Nordine Mzalla
Voilà des mois que l’actualité glisse dans ses pages le plus anodines les bilans quotidiens des saisies de drogue en provenance de la frontière ouest du pays. Lorsqu’on additionne ces chiffres affolants, on obtient un décompte à la fois criminel et politique.
En effet, personne n’ignore que l’exportation massive de drogue du Maroc vers le territoire algérien participe d’un plan silencieux et machiavélique contre le peuple algérien orchestrée par le makhzen.
La méthode d’intoxication insidieuse de pans entiers de la société a été expérimentée d’abord du temps de Hassan II, le souverain ayant eu cette idée terrible d’endormir ses sujets quand il ne les enfermait pas dans les cellules barbares de Tazmamart ou d’autres sinistres prisons du royaume chérifien.
Depuis quelques années, tandis que les menaces verbales, les manœuvres militaires aux frontières, les petits coups bas dans les coulisses des institutions internationales, le lobbying auprès du Congrès américain n’ont pas réussi à déstabiliser l’Algérie, les stratèges de Mohammed VI, le digne héritier de son père en matière d’intrigues, ont opté pour la tactique de l’empoisonnement des Algériens, à grande échelle.
Le mobile du crime étant toujours lié aux penchants expansionnistes du « Grand Maroc » fantasmé qui revendique des territoires algériens avec une audace éhontée, en plus de l’occupation de type coloniale du Sahara occidental au détriment d’un peuple subissant sa tyrannie.
Hostilité flagrante
L’Algérie a beau chercher des voies de réconciliation pour ramener les dirigeants marocains à la raison- les peuples marocain et algérien entretenant dans l’absolu des relations d’amitié et de respect basées sur une histoire et un socle culturel communs- le palais royal fomente chaque jour que Dieu fait un nouveau complot visant l’Algérie.
En l’occurrence, les officiels zélés ne s’en cachent plus puisque le MAE actuel, Salah Eddine Mezouar, n’a pas trouvé mieux, pour plaire à Sa Majesté sans doute, que de déclarer publiquement que l’action de l’appareil diplomatique de son pays serait encore plus agressive désormais et qu’il faudra s’attendre en 2015 à encore plus de férocité.

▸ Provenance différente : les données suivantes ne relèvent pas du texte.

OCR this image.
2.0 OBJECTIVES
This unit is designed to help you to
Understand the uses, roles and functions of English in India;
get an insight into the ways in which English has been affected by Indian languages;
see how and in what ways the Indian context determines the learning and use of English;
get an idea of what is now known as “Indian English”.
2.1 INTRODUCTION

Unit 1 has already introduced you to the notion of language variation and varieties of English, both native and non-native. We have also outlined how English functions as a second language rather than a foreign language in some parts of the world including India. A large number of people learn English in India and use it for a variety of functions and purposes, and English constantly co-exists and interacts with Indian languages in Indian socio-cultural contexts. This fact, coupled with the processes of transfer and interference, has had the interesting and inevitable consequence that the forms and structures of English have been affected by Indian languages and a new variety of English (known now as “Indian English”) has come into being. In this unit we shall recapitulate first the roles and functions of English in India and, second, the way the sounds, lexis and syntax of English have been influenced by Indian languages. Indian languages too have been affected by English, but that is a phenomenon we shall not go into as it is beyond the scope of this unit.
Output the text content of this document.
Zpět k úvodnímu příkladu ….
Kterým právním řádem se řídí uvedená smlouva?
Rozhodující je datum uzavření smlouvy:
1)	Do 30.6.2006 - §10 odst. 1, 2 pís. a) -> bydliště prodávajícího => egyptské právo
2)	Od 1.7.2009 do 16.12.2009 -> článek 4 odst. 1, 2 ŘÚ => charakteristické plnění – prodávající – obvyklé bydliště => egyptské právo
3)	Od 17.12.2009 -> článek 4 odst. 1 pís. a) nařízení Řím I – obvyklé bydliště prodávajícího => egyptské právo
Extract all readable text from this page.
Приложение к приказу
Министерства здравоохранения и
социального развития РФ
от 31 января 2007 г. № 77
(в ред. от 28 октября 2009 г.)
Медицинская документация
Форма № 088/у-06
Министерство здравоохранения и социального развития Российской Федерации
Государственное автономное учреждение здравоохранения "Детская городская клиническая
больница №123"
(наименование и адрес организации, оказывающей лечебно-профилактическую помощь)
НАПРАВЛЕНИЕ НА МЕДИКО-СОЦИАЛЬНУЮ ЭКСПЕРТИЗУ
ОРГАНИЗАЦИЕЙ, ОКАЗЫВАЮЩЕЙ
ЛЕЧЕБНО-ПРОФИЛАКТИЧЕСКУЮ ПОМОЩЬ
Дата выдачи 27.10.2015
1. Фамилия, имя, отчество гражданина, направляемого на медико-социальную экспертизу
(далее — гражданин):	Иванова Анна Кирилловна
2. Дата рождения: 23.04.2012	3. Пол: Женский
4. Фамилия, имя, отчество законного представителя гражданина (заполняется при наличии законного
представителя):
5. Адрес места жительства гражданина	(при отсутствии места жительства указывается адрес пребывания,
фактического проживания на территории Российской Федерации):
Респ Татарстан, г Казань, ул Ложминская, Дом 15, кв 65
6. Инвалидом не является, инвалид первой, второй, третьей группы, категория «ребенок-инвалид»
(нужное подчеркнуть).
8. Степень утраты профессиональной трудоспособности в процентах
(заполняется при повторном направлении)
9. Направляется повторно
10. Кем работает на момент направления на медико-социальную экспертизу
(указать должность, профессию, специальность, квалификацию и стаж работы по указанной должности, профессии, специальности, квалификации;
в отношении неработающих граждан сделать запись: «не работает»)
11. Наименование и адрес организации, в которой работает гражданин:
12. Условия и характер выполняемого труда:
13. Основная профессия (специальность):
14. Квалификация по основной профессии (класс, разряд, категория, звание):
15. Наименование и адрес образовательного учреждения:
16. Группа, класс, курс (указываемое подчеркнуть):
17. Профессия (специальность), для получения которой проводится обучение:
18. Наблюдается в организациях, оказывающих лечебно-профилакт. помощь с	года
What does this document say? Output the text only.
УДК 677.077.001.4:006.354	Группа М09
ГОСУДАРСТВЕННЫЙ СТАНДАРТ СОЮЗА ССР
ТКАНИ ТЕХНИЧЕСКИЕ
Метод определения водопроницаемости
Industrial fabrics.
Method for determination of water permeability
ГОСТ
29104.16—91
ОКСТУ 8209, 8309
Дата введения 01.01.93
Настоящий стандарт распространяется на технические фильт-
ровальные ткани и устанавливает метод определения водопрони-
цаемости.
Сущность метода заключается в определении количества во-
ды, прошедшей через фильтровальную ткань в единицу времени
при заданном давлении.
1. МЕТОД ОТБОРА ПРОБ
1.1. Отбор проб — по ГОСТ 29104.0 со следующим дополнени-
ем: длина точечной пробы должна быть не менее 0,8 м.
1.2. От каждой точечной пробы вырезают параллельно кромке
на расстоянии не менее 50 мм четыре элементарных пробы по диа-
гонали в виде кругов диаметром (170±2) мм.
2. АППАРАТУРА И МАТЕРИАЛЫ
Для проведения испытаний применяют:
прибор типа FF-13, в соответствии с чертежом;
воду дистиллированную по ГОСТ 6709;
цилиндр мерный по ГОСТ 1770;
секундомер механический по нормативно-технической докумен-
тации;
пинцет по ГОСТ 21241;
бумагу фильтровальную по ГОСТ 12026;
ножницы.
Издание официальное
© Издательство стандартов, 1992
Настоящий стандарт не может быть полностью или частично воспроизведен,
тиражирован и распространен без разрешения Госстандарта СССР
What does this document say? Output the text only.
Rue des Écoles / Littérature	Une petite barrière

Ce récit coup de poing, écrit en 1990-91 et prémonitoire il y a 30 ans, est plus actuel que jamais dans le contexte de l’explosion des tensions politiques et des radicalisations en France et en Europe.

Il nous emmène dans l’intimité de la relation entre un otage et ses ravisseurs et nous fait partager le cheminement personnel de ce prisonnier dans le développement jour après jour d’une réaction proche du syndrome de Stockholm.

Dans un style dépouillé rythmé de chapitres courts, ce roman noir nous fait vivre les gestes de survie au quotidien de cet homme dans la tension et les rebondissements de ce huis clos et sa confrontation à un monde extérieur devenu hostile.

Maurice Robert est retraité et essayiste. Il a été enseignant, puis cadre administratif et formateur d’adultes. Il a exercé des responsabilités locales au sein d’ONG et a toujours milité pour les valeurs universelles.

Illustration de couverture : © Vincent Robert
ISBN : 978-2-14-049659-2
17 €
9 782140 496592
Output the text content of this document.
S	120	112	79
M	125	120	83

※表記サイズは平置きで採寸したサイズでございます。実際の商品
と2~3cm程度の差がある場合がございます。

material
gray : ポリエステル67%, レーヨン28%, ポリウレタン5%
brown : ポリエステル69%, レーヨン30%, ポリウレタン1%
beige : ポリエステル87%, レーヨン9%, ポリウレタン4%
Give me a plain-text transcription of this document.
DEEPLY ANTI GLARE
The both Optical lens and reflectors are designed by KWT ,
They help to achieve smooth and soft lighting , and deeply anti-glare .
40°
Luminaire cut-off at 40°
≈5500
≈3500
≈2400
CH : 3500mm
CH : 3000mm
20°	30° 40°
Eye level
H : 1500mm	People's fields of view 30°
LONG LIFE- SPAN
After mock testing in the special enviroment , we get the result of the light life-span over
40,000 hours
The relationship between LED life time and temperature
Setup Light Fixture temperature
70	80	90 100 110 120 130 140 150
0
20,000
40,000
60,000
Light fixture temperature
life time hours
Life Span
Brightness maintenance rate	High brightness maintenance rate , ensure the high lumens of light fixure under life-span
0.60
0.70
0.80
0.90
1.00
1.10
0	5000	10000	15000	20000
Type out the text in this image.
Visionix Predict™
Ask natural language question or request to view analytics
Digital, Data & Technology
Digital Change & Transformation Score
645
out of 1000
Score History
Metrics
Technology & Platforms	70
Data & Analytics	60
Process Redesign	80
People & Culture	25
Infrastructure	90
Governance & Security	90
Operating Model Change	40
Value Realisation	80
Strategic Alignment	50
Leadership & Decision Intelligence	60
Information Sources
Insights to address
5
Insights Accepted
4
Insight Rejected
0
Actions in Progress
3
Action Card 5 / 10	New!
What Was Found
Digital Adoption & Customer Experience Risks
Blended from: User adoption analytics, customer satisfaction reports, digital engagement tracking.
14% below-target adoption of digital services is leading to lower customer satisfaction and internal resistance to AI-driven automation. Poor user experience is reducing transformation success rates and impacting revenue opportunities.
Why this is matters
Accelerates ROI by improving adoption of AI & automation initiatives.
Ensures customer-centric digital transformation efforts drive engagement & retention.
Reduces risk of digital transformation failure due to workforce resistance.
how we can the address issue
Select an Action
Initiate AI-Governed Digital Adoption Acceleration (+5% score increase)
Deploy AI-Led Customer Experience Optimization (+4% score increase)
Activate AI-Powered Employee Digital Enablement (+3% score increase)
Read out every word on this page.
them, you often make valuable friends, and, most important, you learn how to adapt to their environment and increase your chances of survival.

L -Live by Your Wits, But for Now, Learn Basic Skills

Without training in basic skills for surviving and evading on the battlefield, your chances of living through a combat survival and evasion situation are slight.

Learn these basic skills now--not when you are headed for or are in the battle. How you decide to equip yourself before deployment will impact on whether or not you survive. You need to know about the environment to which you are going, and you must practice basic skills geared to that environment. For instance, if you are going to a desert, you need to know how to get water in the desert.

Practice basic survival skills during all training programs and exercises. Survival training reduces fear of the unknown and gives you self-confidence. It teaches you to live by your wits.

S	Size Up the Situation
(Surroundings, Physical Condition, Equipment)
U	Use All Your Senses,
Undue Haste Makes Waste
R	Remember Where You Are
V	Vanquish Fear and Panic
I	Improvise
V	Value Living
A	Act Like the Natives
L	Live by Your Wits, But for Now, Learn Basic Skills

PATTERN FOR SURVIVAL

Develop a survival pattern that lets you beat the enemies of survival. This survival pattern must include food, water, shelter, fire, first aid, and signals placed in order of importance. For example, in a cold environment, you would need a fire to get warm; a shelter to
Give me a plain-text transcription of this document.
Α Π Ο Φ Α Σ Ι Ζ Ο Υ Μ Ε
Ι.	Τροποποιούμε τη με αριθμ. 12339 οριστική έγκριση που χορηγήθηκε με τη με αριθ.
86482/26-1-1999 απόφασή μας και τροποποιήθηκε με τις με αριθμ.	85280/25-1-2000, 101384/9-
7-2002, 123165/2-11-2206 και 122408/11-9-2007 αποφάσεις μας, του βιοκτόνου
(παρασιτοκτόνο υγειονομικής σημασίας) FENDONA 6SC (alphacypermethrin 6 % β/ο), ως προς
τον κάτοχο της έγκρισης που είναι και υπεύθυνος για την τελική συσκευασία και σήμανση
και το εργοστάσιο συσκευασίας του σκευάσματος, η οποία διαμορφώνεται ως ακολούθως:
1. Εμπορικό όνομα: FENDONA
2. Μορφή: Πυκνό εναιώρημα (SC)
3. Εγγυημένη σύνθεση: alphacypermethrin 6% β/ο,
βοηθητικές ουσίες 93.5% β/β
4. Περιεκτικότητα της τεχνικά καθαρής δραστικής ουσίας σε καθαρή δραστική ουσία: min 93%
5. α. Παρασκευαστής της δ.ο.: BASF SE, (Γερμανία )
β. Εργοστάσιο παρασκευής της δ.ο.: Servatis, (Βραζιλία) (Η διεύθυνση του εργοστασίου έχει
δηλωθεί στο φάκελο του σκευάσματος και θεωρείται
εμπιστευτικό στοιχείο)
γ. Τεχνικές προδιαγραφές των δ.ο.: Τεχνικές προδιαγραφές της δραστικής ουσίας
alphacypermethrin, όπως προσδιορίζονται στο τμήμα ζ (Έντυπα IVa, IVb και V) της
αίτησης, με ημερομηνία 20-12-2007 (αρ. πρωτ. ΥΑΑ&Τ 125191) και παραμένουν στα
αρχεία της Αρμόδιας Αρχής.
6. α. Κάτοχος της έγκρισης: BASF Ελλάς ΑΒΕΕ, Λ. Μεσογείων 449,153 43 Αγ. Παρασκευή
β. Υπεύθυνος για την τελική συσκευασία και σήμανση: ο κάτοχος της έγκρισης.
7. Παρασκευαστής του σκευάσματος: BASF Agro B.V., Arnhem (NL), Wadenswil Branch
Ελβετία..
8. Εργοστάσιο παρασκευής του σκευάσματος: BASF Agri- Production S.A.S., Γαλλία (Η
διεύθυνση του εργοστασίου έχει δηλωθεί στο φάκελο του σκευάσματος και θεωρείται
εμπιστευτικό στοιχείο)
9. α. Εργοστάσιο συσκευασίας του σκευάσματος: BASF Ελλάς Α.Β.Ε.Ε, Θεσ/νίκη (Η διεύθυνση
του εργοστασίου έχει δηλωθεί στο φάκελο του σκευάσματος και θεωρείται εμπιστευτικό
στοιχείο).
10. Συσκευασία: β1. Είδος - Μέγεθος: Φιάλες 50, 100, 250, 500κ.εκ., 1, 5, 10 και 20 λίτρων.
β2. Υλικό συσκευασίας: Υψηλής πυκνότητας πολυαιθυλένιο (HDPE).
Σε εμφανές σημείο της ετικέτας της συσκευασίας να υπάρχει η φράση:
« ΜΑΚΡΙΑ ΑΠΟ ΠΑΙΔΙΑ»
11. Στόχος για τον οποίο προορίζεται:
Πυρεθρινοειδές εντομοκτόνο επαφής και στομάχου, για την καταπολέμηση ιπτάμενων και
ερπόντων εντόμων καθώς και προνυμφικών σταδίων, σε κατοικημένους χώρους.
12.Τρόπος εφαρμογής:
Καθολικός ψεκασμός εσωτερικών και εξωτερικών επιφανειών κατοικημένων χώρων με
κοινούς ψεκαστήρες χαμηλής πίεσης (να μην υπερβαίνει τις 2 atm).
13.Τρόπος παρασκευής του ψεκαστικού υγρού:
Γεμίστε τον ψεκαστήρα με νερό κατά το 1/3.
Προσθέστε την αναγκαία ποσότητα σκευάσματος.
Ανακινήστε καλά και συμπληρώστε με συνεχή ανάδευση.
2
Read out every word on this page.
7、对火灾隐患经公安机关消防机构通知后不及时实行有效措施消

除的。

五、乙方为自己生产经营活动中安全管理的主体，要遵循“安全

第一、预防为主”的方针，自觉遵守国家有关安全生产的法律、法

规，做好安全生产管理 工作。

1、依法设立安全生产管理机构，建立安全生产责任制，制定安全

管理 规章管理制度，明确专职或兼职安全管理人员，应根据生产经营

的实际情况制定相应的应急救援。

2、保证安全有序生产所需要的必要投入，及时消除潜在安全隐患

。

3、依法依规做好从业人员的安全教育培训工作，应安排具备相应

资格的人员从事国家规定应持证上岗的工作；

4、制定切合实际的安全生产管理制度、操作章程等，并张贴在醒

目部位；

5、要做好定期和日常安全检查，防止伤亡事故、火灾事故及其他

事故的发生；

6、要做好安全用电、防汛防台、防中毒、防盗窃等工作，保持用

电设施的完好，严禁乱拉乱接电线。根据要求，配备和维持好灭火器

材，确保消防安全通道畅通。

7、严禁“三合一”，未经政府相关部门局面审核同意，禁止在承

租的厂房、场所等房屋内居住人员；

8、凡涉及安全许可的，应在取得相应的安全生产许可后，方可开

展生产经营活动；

Nonobstant l’aspect risible de pareilles paroles de la bouche d’un diplomate, la virulence des attaques de la part du représentant d’un Etat voisin et théoriquement « frère » a de quoi inquiéter.
Surtout dans un contexte d’instabilité régionale où l’Algérie, par sa vocation de leader au service des bonnes causes, a d’autres chats à fouetter que les sbires d’un monarque belliqueux.
Félonie et aliénation
A moins que cette guerre par déclarations désobligeantes et par la drogue ciblant l’Algérie ne fasse justement partie du scénario de déstabilisation de la région pour lequel le Maroc se complaît à verser dans la félonie.
Autoexclu de l’Union africaine parce que l’institution panafricaine refuse de cautionner la colonisation du Sahara occidental, le royaume alaouite n’a évidemment jamais adhéré aux positions de principe anticoloniales de l’UA que Hassan II désignait avec mépris comme « une organisation tam-tam ».
Le régime marocain s’accommoderait donc d’un retour des maîtres d’hier qui ont asservi le continent pendant des siècles de barbarie. On a vu ces dernières décennies comment les troupes de l’armée royale ont été réquisitionnées pour prendre part à des opérations lointaines motivées par des desseins à peine dissimulés du néocolonialisme.
Le cas de la guerre du Golfe a été édifiant pour démontrer l’aliénation des dirigeants du makhzen qui ont livré leur pays clés en mains à des cercles d’intérêts étrangers, comme l’illustre la mise sous tutelle occidentale des biens immobiliers des Marocains à Marrakech, par exemple. Nous éviterons de citer ici d’autres actes de complaisance contre les bonnes mœurs au bénéfice d’alliés pervers du makhzen, parce qu’ils touchent à la dignité de sujets mineurs dont la souffrance défraye parfois la chronique judiciaire.
On peut ainsi s’attendre à tout de la part d’une gouvernance aussi dépravée et capable de vendre l’âme de son peuple contre la protection des métropoles du passé. Cependant, si le Maroc se veut protectorat ad vitam aeternam, il doit savoir que l’Algérie restera résolument indépendante et souveraine et qu’il ne sert à rien de vouloir porter atteinte à sa stabilité. Les maîtres occidentaux l’ont compris, il n’y a pas de raison que leurs sous-traitants l’ignorent.